Koordinator Aksi KMPI Sulsel, Wahid, secara tegas menyoroti dugaan korupsi pengadaan mesin ceklok di Dinas Pendidikan Kabupaten Sinjai. Meski disebut tengah diproses oleh aparat, namun hingga saat ini belum terlihat perkembangan yang berarti.
“Kondisi ini berpotensi menimbulkan persepsi publik bahwa penegakan hukum berjalan tidak seimbang—tegas pada perkara kecil, namun cenderung melambat ketika menyentuh kepentingan tertentu,” ujar Wahid.
KMPI menilai, lambannya penanganan perkara tidak bisa hanya dipandang sebagai kendala teknis. Lebih dari itu, hal tersebut menyangkut akuntabilitas serta integritas institusi penegak hukum di mata publik.
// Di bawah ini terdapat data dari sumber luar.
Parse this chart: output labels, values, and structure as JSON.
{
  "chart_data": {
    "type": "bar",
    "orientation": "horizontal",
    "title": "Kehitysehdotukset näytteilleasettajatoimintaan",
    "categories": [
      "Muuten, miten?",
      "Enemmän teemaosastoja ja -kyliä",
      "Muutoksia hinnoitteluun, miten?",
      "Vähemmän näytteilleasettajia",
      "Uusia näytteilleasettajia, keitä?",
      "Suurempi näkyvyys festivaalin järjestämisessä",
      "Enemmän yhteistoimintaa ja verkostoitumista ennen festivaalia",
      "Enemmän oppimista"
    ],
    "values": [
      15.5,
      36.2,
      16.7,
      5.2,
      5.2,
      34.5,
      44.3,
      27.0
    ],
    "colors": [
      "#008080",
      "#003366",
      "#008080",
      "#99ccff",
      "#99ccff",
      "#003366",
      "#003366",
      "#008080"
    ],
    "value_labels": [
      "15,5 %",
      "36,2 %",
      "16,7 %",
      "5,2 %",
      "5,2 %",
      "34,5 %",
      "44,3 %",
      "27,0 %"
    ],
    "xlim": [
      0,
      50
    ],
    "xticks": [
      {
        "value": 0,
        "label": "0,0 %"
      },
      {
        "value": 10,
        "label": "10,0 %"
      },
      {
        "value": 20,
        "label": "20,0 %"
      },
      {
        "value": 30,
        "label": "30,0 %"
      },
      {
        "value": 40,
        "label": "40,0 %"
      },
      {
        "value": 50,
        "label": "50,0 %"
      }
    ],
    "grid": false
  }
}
KMPI Sulsel mendesak aparat penegak hukum untuk segera memberikan kejelasan. Jika tidak ditemukan unsur pidana, hal itu harus disampaikan secara terbuka. Namun jika telah terdapat bukti yang cukup, proses hukum diminta berjalan tegas hingga penetapan tersangka.
Menurut KMPI, keterbukaan informasi merupakan elemen penting dalam menjaga kepercayaan masyarakat. Penanganan perkara yang berlarut tanpa kepastian hanya akan memperlebar ruang spekulasi dan mengikis kepercayaan publik terhadap institusi hukum.
Sebagai bentuk kontrol sosial, KMPI Sulsel memberikan peringatan terbuka kepada Polres Sinjai agar segera menyampaikan perkembangan penanganan kasus secara transparan.
Apabila dalam waktu dekat tidak terdapat langkah konkret yang dapat dipertanggungjawabkan kepada publik, KMPI menyatakan siap menggelar aksi unjuk rasa dalam skala besar.
“Penegakan hukum tidak boleh tebang pilih. Supremasi hukum harus berdiri di atas prinsip keadilan yang setara bagi semua,” tegas Wahid.